For now, Rucker's struggle over his family cemetery is at a standstill. He has not torn out the plants the cemetery's neighbors have planted, but the dispute has already taken a toll.
In the spring, his mother died. But after the problems with her husband's grave site in the Grosse Ile Cemetery, she left a request that she be buried someplace else.
After neighbors "chopped down, hacked, trimmed, cut trees and bushes in the cemetery," according to records filed by Rucker's attorney John Stevenson, "Mrs. Rucker reluctantly changed her burial intentions and decided not to be buried in the family cemetery.''
A hearing is scheduled in the case for early October.
Not resting in peace
These are among Michigan cemeteries that are endangered because of lack of care or lack of access:
* Livingston County: Old Brighton Village Cemetery, St. Paul Street, Brighton. About 100 graves date to the 1800s.
* Oscoda County: Mooney-McCollum Lake Cemetery, Comins Township. About 30 graves date to the early 1900s. The cemetery is about to be destroyed by developers.
* Monroe County: Potter Cemetery, Ash Township. There are about 100 graves, although people continue to find more as they try to preserve the cemetery. The oldest grave is from April 1847. The cemetery is landlocked by private property with no public access.

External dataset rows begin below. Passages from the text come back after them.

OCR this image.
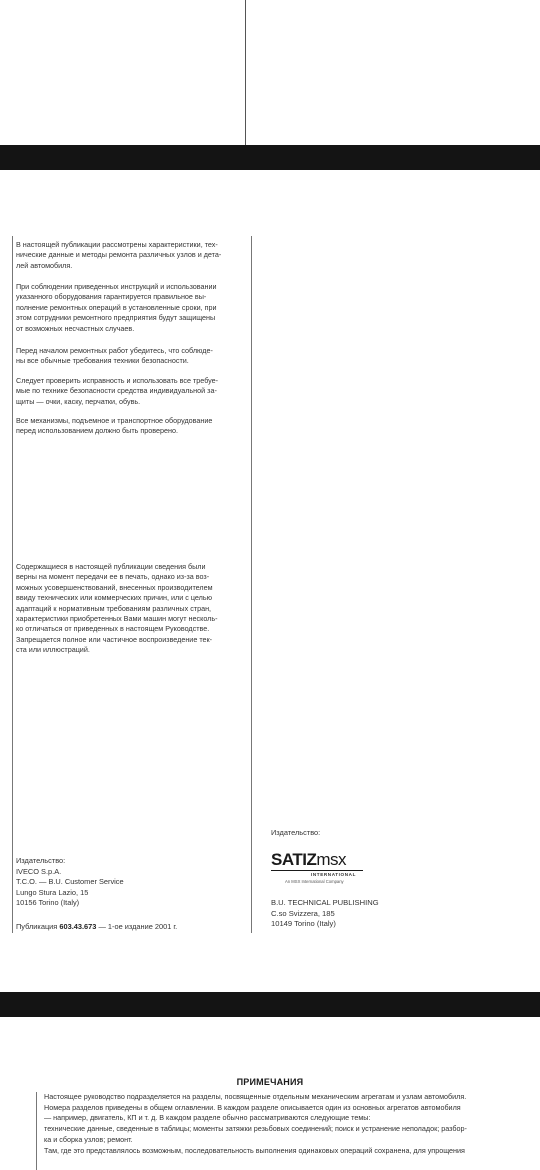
В настоящей публикации рассмотрены характеристики, тех-
нические данные и методы ремонта различных узлов и дета-
лей автомобиля.
При соблюдении приведенных инструкций и использовании
указанного оборудования гарантируется правильное вы-
полнение ремонтных операций в установленные сроки, при
этом сотрудники ремонтного предприятия будут защищены
от возможных несчастных случаев.
Перед началом ремонтных работ убедитесь, что соблюде-
ны все обычные требования техники безопасности.
Следует проверить исправность и использовать все требуе-
мые по технике безопасности средства индивидуальной за-
щиты — очки, каску, перчатки, обувь.
Все механизмы, подъемное и транспортное оборудование
перед использованием должно быть проверено.
Содержащиеся в настоящей публикации сведения были
верны на момент передачи ее в печать, однако из-за воз-
можных усовершенствований, внесенных производителем
ввиду технических или коммерческих причин, или с целью
адаптаций к нормативным требованиям различных стран,
характеристики приобретенных Вами машин могут несколь-
ко отличаться от приведенных в настоящем Руководстве.
Запрещается полное или частичное воспроизведение тек-
ста или иллюстраций.
Издательство:
IVECO S.p.A.
T.C.O. — B.U. Customer Service
Lungo Stura Lazio, 15
10156 Torino (Italy)
Публикация 603.43.673 — 1-ое издание 2001 г.
Издательство:
SATIZmsx
INTERNATIONAL
An MSX International Company
B.U. TECHNICAL PUBLISHING
C.so Svizzera, 185
10149 Torino (Italy)
ПРИМЕЧАНИЯ
Настоящее руководство подразделяется на разделы, посвященные отдельным механическим агрегатам и узлам автомобиля.
Номера разделов приведены в общем оглавлении. В каждом разделе описывается один из основных агрегатов автомобиля
— например, двигатель, КП и т. д. В каждом разделе обычно рассматриваются следующие темы:
технические данные, сведенные в таблицы; моменты затяжки резьбовых соединений; поиск и устранение неполадок; разбор-
ка и сборка узлов; ремонт.
Там, где это представлялось возможным, последовательность выполнения одинаковых операций сохранена, для упрощения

On Grosse Ile, William Rucker's battle over a family cemetery has become an increasingly common fight in Michigan as old graveyards, in once-open, accessible farmland are now bordered by residential and commercial development.
Family members may be denied access across private property to get to cemeteries. Adjacent property owners were ordered to keep off the tiny Grosse Ile site until a lawsuit filed by Rucker, a cemetery trustee, is resolved.